Mardi Gras Indians Super Sunday – Photos!

Super Sunday is easily one of my favorite days of the years. The magnificent Mardi Gras Indians show off the plumed and embellished suits they spent the year carefully designing and crafting. Elaborately beaded panels often portray tales of fighting and loss. One family told the story of the wife’s battle with illness and her husband carrying her through the fight. One of the children in the Red Flag Hunters was adorned with sparkly images of Goofy, Mickey Mouse, Donald Duck and friends.

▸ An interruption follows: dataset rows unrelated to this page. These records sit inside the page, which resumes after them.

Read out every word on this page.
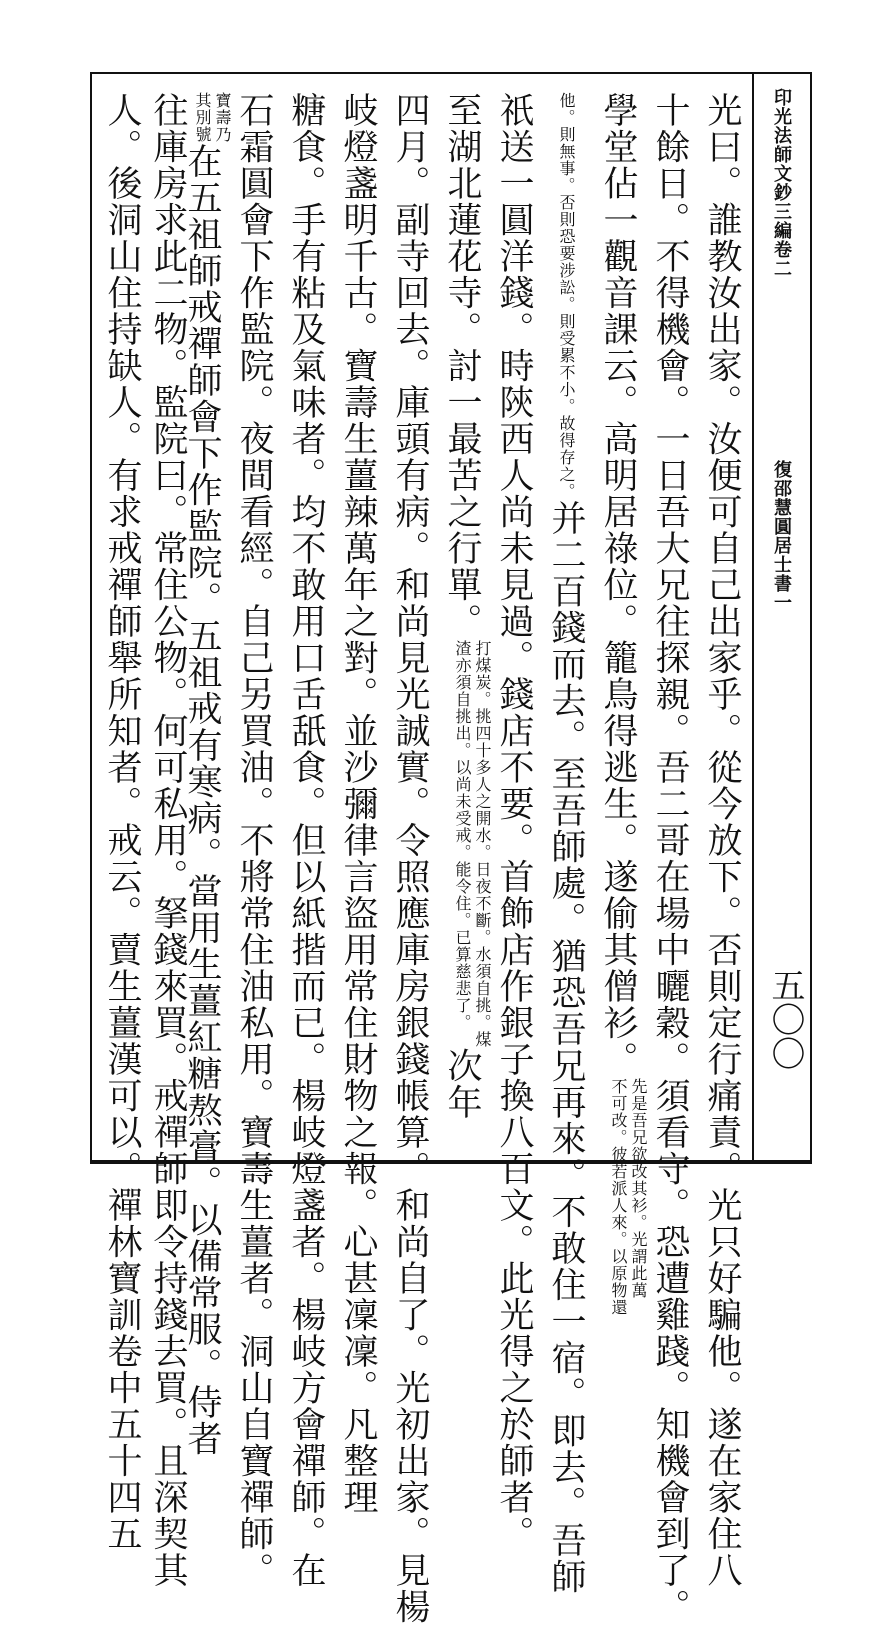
印光法師文鈔三編卷二
復邵慧圓居士書一
五〇〇
光曰。誰教汝出家。汝便可自己出家乎。從今放下。否則定行痛責。光只好騙他。遂在家住八
十餘日。不得機會。一日吾大兄往探親。吾二哥在場中曬穀。須看守。恐遭雞踐。知機會到了。
學堂佔一觀音課云。高明居祿位。籠鳥得逃生。遂偷其僧衫。
先是吾兄欲改其衫。光謂此萬
不可改。彼若派人來。以原物還
他。則無事。否則恐要涉訟。則受累不小。故得存之。
并二百錢而去。至吾師處。猶恐吾兄再來。不敢住一宿。即去。吾師
祇送一圓洋錢。時陝西人尚未見過。錢店不要。首飾店作銀子換八百文。此光得之於師者。
至湖北蓮花寺。討一最苦之行單。
打煤炭。挑四十多人之開水。日夜不斷。水須自挑。煤
渣亦須自挑出。以尚未受戒。能令住。已算慈悲了。
次年
四月。副寺回去。庫頭有病。和尚見光誠實。令照應庫房銀錢帳算。和尚自了。光初出家。見楊
岐燈盞明千古。寶壽生薑辣萬年之對。並沙彌律言盜用常住財物之報。心甚凜凜。凡整理
糖食。手有粘及氣味者。均不敢用口舌舐食。但以紙揩而已。楊岐燈盞者。楊岐方會禪師。在
石霜圓會下作監院。夜間看經。自己另買油。不將常住油私用。寶壽生薑者。洞山自寶禪師。
寶壽乃
其別號
在五祖師戒禪師會下作監院。五祖戒有寒病。當用生薑紅糖熬膏。以備常服。侍者
往庫房求此二物。監院曰。常住公物。何可私用。拏錢來買。戒禪師即令持錢去買。且深契其
人。後洞山住持缺人。有求戒禪師舉所知者。戒云。賣生薑漢可以。禪林寶訓卷中五十四五
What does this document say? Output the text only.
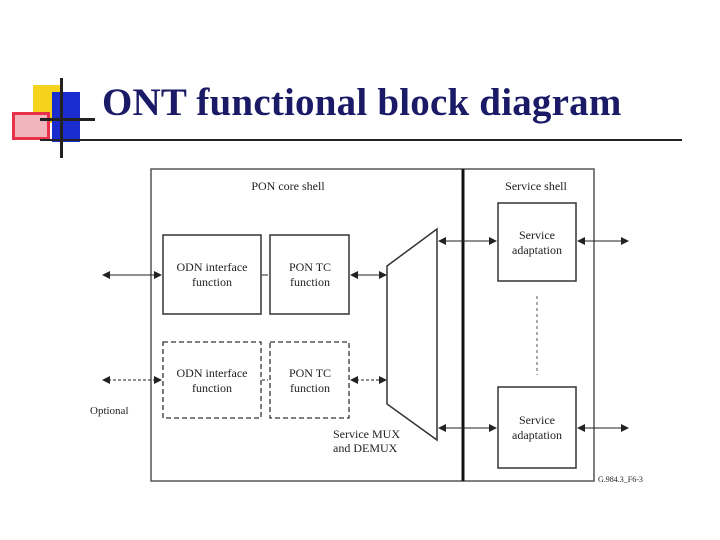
ONT functional block diagram
PON core shell	Service shell
ODN interface
function
PON TC
function
ODN interface
function
PON TC
function
Service MUX
and DEMUX
Service
adaptation
Service
adaptation
Optional
G.984.3_F6-3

As always, the Original N. O. Lady Buckjumpers led the parade along with Young Men Olympian’s Social Aid and Pleasure Club and Hot 8 Brass Band. Though we love the music and dancing, it’s the stunning, vibrantly-colored visuals that rule the day. Knowing what I do about crafting and sewing, I am always gobsmacked by the works of art these “regular joe’s” create and execute in painstaking detail. Ribbon, sequins, feathers and imagination are incorporated in their dazzling suits. I’ve compared them to rare flowers that bloom once a year and I’ve written about the origins of the Mardi Gras Indians and the battle for their right to parade. But words fail to capture the beauty of it. Photos help.

Some of the many tribes who wowed us were the Choctaw Nation, Wild Magnolias, Algiers Warriors 1.5, Creole Wild West, Mohawk Hunters, Golden Blades and the always amazing Fi Ya Ya, known for their use of natural items like shells and raffia. Trouble Nation stunned with a 3-D warriors in chariots suit and the most elaborate suit of the day – a spired, beaded castle with a fierce dragon popping out.

3 Comments

Filed under Culture, decorations and costumes, free events and lagniappe, history, parade

3 responses to “Mardi Gras Indians Super Sunday – Photos!

  1. Stafford

    Beautiful photos. Mardi Gras Indians weren’t part of our St Joseph’s weekend; as we went from altar to altar and stood in awe at the creativity of the bakers’ and candy makers’ edible works of art that reflected their Sicilian traditions. Mardi Gras Indians and St Joseph’s Altars, two
    great examples of why NOLA is the best rear view mirror in the world.